Barclays: Portfolios Need "Barbell" Approach

With investors skittish about deflation and inflation, Barclays Wealth is recommending a portfolio that is overweight in risk assets such as equities and high-yield credit, as well as long dated bonds, while remaining underweight in cash and investment-grade credit.

For this “barbell” approach to work, both stocks and bonds have to face relatively limited downside, according to Kevin Gardiner, head of global investment strategy for Barclays. “If this weren’t the case, what we gained at one end might be given back at the other,” he said in a statement. He added that the “reduced likelihood of a hike in official interest rates on both sides of the Atlantic offers a degree of support to bond prices,” which means that a major sell-off appears to be unlikely with such a steep curve. 

Barclays additionally recommends a small overweight in real estate as part of the opportunistic side of the barbell portfolio strategy. The firm notes that U.S. real estate is one of the only asset classes that didn’t at least partially rebound in 2009 after the major drop in 2008.

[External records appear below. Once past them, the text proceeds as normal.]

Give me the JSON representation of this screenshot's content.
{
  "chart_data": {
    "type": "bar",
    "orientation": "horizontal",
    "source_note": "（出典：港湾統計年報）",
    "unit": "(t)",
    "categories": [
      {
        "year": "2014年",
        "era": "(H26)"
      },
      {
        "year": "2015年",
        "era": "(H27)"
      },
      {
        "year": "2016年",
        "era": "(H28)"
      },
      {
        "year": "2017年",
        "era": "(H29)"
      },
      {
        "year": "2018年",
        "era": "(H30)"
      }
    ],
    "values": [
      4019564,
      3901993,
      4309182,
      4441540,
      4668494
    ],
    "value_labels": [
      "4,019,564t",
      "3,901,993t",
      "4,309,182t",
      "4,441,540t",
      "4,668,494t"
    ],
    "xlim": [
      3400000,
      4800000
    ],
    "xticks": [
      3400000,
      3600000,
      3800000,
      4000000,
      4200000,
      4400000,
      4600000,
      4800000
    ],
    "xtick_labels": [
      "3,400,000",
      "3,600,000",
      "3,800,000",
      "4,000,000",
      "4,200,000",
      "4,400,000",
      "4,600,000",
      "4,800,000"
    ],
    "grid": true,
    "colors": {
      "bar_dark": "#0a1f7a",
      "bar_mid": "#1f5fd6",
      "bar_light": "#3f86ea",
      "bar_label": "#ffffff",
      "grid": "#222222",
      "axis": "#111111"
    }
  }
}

Barclays also recommends high-quality long-dated government bonds as a way of insuring portfolios against deflation risk. Although yields on 10-year U.S. Treasury have fallen significantly, Brian Grossman, fixed income strategist for the firm, expects the gulf between 30-year yields and 10-year yields to narrow. He said there is opportunity here “so long as the spread is greater than 1.5 standard deviations above its average over 20 years, or 80 basis points to buy the 30-year and sell the 10-year U.S. Treasury—thus being net long spread compression.”